Depois, ver se ele vai realmente voar”, conta. Logo em seguida, o prazer é
focado na execução e superação de manobras e na capacidade de conseguir sempre
consertar o próprio equipamento, caso seja necessário. “Esta sensação vicia de
forma muito boa: é uma família de amigos que se encontra aqui todo domingo de
manhã, sempre disponíveis a te ajudar”, diz.
E
o aeromodelismo está mesmo registrado na história da família do engenheiro.
Assim que se casou, o primeiro salário do primeiro emprego não foi para o
eletrodoméstico ou para o móvel da casa. “Comprei um rádio-controle para aviões,
que tenho até hoje. Falei para a minha esposa: a geladeira a gente compra
depois”, relembra. E não para por aí.
Na
prática aeromodelista, encontrar filhos que seguem os passos – e os vôos – dos
pais é comum. O filho de Johnson, John Tatton, 15, é um exemplo. Para ele, a
melhor das sensações é poder voar em alta velocidade. “O avião, em um vôo
rasante, pode chegar até a 110 km por hora. É emocionante”, diz. O estudante
secundarista pratica futebol e vôlei. Mas, não se engane. Perguntado sobre qual
das atividades tem preferência, a resposta vem quase tão rápida quanto a
velocidade de um avião: “Aeromodelismo”, diz. “Eu sou mais quieto, tranqüilo. O
avião é mais adequado e divertido”, conta.
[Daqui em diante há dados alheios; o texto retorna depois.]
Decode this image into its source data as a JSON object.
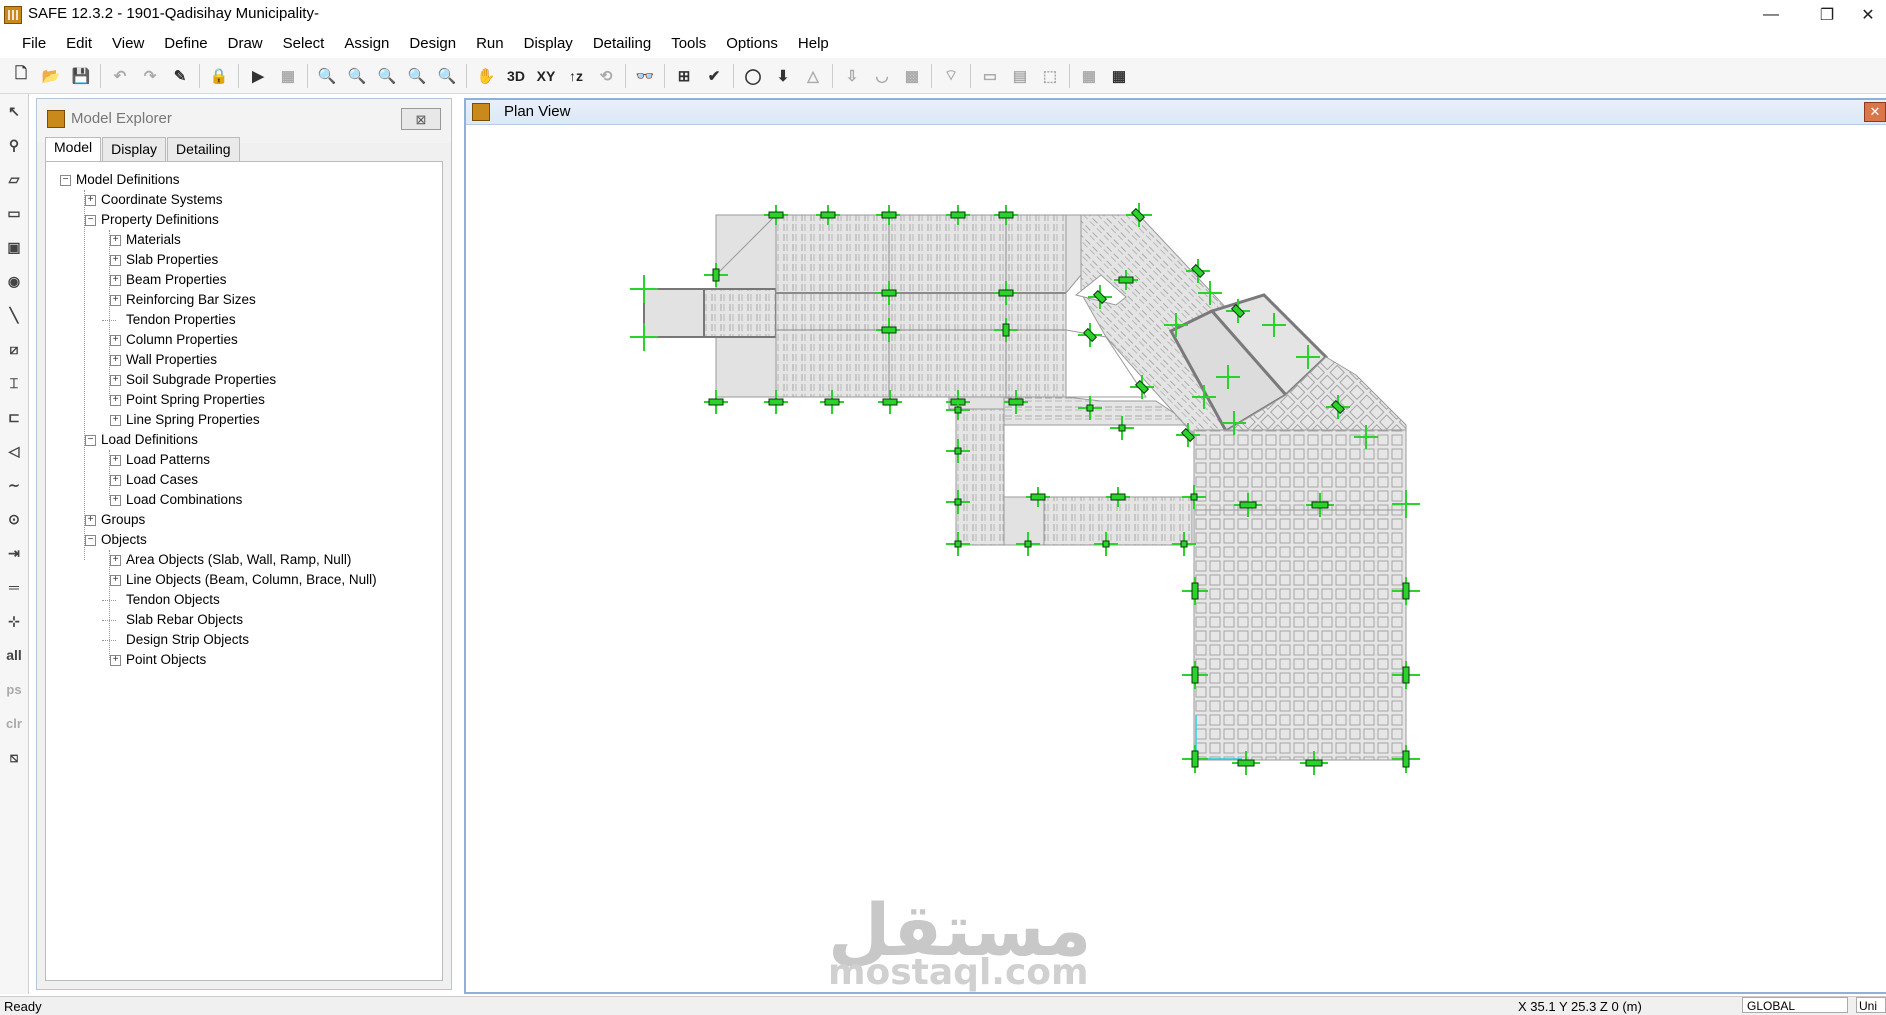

PROFISSIONAL OU MINIATURA? Será
que quem pilota aviões de miniatura já quis ser piloto de aeronaves grandes e
profissionais? O engenheiro Wellington de Carvalho Alpoim, 57, sim. “Meu pai era
instrutor de pilotagem de aviões profissionais. Eu sempre quis ser como ele, mas
minha mãe nunca deixou, por medo de acidente”, conta. Sem possibilidade de voar,
o aeromodelismo surgiu como alternativa aos sete anos de idade. “Era um modelo
bem simples, mas era muito legal”, relembra. Hoje em dia, ele investe o tempo
livre na pilotagem e no acompanhamento da literatura de vôos. Questionado sobre
a possibilidade de ser piloto profissional hoje, ele responde negativamente. “A
idade não permite. O reflexo e a visão não são mais os mesmos”,
explica.
Nem
todos, porém, vêem o aeromodelismo como compensação ou alternativa à pilotagem
profissional. César Rodrigues, 55, por exemplo, nunca quis comandar um avião de
verdade. “A sensação boa é estar no chão, pilotando algo mais pesado que o ar,
de forma remota”, explica. “Nestes 25 anos de vôo, o prazer mesmo sempre foi
observar a ambiência, observar como o aeromodelo se comporta com o vento e como
ele toca na pista. É uma emoção”, complementa.
E,
claro, fazer manobras radicais. O piloto e instrutor Karl Sicherl (foto), 27, explica
que é possível fazer no aeromodelo 12 ou 13 acrobacias iguais às feitas em
aeronaves. O looping, na qual o aeromodelo decola e gira, verticalmente, em
360º, é um dos mais utilizados. Além dele, o roll, no qual o avião gira em torno
do próprio eixo, e o dorso, em que o modelo voa de cabeça pra baixo, são os mais
procurados pelos praticantes.
COMO VOAR O
primeiro passo é procurar algum estabelecimento com bons profissionais para a
indicação de um modelo de avião, explica o instrutor e dono de loja de
aeromodelos Karl Sicherl, 27. “O aeromodelo iniciante é conhecido como
treinador”, explica. Em seguida, a pessoa deve ir atrás de algum clube de vôo
para receber aulas teóricas e práticas de aeromodelismo, com um instrutor
capacitado. As aulas devem ser feitas neste local. Em Belo Horizonte existem
três destas associações. “Com quatro ou cinco aulas, a pessoa já vai poder fazer
o teste para tirar a carteira de vôo”, explica o instrutor.
As
aulas são importantes para evitar acidentes, que são raros, mas que podem levar
à morte de alguma pessoa”, explica Karl. “Uma pessoa pode pilotar em um campo de
futebol ou mesmo em um sítio, mas não é adequado. O ideal é se filiar a um clube
de vôo e fazer tudo com segurança”, adverte.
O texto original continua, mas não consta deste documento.